Командир роты офицерского штрафбата свидетельствует.. Александр Пыльцын
Чтение книги онлайн.
Читать онлайн книгу Командир роты офицерского штрафбата свидетельствует. - Александр Пыльцын страница 3
В постсоветские годы Кимкан не узнать: посёлок давно уже переименован в село, жителей там осталось человек 80, закрыты все социально-культурные учреждения. Школьников, которые там живут, возят в райцентр Облучье, в школу-интернат. Нет там и сельсовета, это село теперь приписано к поселковому совету Известкового, в 10 километрах.
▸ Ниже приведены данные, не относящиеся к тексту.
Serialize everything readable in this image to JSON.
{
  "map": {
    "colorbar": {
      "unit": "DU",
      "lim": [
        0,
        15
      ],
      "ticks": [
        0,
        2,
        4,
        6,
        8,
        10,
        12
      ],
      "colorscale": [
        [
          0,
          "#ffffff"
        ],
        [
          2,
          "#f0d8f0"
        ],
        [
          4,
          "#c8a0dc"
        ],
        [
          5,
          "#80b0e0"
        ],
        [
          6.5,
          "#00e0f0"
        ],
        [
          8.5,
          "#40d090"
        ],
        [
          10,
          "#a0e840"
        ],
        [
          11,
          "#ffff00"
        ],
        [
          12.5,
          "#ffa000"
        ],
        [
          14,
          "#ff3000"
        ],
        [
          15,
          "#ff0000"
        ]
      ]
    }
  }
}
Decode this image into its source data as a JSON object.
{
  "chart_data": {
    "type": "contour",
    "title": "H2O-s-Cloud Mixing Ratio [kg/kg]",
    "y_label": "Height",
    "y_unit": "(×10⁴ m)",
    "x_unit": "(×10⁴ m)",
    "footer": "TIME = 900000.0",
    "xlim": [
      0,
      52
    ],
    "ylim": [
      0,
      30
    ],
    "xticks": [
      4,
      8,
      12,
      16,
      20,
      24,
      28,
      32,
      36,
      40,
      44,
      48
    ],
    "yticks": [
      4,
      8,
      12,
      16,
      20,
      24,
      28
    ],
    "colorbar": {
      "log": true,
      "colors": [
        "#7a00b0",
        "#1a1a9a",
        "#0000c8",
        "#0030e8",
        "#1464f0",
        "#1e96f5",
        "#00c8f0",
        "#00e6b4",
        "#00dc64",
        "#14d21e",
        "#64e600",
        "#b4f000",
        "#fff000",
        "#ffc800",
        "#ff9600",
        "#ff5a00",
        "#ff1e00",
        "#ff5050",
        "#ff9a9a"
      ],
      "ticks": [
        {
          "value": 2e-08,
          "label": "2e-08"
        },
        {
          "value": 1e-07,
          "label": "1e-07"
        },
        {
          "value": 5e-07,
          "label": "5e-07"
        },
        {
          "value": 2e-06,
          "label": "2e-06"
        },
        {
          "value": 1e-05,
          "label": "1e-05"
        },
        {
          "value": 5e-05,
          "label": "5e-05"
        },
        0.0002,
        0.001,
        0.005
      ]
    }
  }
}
Разруха, как и во всей российской глубинке.
На этой станции наш дом на одну семью, который по железнодорожной терминологии называли почему-то «будкой», стоял ещё ближе к железнодорожным путям, так что, когда проходил поезд, дом дрожал, будто вместе с ним собирался тронуться в дальний путь. И настолько мы привыкли к этой близости и грохоту железнодорожных составов, что когда через 3 года перешли жить в новый, более отдаленный от рельсовых путей дом на 8 семей, который именовался железнодорожной «казармой», то долго не могли привыкнуть к, казалось бы, неестественной тишине. Кстати сказать, и казарм этих уже нет, снесли.
Отец мой, Василий Васильевич Пыльцын, родился ещё в XIX веке, в 1881 году. Я даже втайне гордился, что в один год с маршалом Ворошиловым. Он, костромич, по каким-то причинам (говорил об этом весьма неохотно и туманно), то ли от жандармского преследования, то ли от неудачной женитьбы, сбежал на Дальний Восток.
По тому времени отец был достаточно грамотным человеком. В нашем доме хранилась многолетняя подшивка дореволюционного журнала «Нива» и большая библиотека классиков, которую я в раннем детстве почти всю перечитал.
На всей моей детской памяти отец был бригадиром путейцев, а затем дорожным мастером на железной дороге. Вообще он был не только мастером железнодорожным. Мастер он был и на все руки. Домашняя, довольно замысловатая мебель и многое из металлической кухонной утвари, а также всякого рода деревянные бочки и бочонки под разные соленья и моченья были сделаны его собственными руками. Всё он мог, всё умел, вплоть до лужения кастрюль, умел даже огромной «продольной» пилой с кем-нибудь из напарников распилить толстенное бревно, помещённое на специальные высокие козлы, распустить его на аккуратненькие тоненькие доски. Кажется, не было дела или ремесла, которого он бы не знал и чего бы он не умел.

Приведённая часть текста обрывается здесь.